Compared to 2004’s rookies the crop of 05 initially appears more promising. Albers is a top tin-top and sportscar racer who could be a surprise package. Minardi team mate Patrick Friesacher is not that shabby either, having picked up some strong F3000 results over the past few seasons, but he needs to stop crashing. At Jordan both Monteiro and Narain Karthikeyan are veteran junior formula racers with wins behind them. But both were soundly beaten by Kovalainen last season, and Karthikeyan could appear in the dictionary under journeyman. Of course India is potentially 1 billion more TV viewers, fag smokers and Fiat customers, so his drive is no surprise.

Grand Prix racing no longer seems to have natural wiltage, with drivers seemingly unaware of when to call it a day. Jarno Trulli and Ralf Schumacher are both good on their day, but neither has done enough to particularly warrant a multi-million pound transfer to Toyota. Likewise Jacques Villeneuve and David Coulthard – why? Both have no need for the money and have nothing to bring to the table for two teams that would benefit most from young, motivated, drivers. Both should disappear to Le Mans with the likes of Jean-Marc Gounon and Paul Belmondo.

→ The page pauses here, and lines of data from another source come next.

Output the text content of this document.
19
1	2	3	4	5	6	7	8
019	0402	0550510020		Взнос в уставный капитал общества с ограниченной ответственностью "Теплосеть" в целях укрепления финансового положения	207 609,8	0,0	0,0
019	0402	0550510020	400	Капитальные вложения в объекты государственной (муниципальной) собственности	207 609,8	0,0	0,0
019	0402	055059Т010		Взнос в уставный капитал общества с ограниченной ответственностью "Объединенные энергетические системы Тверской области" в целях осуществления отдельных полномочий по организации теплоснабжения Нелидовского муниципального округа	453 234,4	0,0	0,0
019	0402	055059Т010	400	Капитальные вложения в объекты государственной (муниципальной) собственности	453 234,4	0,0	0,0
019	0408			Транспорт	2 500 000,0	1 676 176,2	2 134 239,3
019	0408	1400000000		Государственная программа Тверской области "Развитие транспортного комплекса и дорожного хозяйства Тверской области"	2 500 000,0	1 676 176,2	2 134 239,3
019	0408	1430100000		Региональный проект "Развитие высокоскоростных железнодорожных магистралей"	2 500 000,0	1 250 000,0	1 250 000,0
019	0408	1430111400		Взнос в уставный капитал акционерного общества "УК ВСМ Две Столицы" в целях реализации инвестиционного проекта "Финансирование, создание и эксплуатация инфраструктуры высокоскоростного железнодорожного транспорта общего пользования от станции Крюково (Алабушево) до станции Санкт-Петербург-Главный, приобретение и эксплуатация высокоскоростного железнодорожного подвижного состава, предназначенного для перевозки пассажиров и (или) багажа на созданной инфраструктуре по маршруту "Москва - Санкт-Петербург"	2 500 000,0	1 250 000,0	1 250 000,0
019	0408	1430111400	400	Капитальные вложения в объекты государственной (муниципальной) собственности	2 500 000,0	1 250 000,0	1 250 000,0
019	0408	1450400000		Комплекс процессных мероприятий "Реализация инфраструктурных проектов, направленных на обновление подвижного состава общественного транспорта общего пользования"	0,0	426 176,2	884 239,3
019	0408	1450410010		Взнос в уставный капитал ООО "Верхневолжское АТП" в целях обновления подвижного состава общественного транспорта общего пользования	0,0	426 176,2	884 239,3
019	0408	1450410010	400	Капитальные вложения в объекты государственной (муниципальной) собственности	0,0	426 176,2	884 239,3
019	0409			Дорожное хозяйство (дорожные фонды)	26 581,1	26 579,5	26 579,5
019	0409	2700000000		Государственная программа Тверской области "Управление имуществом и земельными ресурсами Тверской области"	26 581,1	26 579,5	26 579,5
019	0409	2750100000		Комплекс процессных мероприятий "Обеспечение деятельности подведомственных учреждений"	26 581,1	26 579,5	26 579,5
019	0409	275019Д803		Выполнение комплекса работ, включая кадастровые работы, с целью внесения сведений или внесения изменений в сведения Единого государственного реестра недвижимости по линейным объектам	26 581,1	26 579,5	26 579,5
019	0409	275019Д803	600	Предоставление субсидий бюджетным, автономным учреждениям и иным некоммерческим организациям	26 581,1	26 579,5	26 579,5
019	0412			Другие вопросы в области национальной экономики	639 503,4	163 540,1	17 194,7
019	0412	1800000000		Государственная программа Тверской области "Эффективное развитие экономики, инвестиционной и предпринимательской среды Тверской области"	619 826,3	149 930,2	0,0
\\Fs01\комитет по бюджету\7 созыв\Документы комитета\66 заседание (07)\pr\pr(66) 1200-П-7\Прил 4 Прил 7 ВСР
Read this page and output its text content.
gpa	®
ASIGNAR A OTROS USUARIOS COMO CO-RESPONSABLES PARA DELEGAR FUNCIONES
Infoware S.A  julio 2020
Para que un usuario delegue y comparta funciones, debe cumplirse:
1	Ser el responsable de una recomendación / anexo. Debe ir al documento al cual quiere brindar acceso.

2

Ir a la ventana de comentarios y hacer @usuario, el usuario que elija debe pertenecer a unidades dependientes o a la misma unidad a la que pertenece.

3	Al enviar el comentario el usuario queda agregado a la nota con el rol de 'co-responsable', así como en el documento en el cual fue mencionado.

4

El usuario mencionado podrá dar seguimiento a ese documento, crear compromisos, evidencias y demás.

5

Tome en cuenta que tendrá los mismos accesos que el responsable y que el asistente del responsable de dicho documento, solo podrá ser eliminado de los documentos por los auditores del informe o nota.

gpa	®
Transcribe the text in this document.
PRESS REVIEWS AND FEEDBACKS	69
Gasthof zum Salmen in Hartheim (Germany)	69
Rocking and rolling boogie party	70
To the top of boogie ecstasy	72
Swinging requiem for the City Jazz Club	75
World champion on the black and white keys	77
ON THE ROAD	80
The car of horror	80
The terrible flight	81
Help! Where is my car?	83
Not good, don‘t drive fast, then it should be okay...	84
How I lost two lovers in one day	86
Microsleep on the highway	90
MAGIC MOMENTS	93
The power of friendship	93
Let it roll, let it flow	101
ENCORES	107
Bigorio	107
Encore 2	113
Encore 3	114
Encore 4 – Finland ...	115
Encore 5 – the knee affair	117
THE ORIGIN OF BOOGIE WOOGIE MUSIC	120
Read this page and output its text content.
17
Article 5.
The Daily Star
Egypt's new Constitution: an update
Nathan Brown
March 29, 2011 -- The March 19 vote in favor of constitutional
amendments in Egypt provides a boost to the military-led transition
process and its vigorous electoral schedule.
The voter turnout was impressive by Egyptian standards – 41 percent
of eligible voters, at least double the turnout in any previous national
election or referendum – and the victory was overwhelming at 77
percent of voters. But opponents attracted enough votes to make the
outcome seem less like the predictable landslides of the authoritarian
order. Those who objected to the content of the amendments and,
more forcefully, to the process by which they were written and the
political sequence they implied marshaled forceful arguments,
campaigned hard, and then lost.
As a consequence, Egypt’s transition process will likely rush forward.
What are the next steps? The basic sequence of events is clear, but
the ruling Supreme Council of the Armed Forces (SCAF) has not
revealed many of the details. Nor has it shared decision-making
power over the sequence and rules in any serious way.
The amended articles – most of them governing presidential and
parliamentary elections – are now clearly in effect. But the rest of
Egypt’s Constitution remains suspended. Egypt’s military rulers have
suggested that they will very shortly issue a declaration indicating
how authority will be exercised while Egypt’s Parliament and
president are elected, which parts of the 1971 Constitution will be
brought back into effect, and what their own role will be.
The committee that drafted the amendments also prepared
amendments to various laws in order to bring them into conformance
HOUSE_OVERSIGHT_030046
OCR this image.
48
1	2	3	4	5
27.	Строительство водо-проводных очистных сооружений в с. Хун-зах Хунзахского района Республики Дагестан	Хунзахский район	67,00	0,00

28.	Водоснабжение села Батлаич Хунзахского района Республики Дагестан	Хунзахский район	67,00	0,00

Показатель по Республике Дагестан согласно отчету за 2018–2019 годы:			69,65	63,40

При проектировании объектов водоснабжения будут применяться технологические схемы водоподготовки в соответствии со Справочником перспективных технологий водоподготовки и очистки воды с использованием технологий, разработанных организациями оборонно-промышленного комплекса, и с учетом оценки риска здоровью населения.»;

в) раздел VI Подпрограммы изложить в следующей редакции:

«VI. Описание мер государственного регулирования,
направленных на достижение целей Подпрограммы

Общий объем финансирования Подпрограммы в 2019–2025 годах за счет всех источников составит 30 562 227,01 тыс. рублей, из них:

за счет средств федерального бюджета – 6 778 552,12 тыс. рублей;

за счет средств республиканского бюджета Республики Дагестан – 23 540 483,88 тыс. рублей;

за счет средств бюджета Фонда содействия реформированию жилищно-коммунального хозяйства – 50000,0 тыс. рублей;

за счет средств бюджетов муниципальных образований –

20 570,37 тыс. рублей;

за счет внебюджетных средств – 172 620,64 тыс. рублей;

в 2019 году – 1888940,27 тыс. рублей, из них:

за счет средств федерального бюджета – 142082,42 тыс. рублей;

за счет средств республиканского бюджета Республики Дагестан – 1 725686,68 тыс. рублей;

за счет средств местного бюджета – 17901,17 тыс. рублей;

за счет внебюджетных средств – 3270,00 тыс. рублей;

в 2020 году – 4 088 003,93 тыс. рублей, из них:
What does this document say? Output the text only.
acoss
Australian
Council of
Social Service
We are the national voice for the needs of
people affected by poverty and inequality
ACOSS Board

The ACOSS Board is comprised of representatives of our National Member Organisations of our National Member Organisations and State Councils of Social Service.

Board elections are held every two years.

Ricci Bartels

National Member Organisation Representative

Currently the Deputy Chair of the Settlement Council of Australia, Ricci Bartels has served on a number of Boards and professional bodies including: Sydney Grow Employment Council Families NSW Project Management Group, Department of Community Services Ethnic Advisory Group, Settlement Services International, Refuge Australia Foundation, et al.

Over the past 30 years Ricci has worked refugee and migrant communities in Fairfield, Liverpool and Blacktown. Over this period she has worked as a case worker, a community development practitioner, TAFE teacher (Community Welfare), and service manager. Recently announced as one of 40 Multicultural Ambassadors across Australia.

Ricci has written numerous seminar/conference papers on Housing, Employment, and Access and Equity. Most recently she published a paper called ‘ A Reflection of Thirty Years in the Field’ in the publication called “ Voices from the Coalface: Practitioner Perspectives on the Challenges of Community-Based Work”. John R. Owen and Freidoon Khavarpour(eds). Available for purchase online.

An interesting caveat for this year will be the emergence of GP2 and A1GP, both of which promise to be a congregation point for talented young drivers. It will be fascinating to see how competitive these series are, and the destiny of their champions. GP2 with its promised Piquet Jnr vs Kovalainen showdown could prove the racing highlight of 2005. One can only hope that the GP2 grid is not filled out by wealthy make-weights and that A1GP manages a field full of quality, professional, young drivers and not just enthusiastic amateurs.

The talent is out there, all it needs is for some bravery on the part of team managers. They should take a risk on a young talent – after all, they could be the next Senna or Schumacher.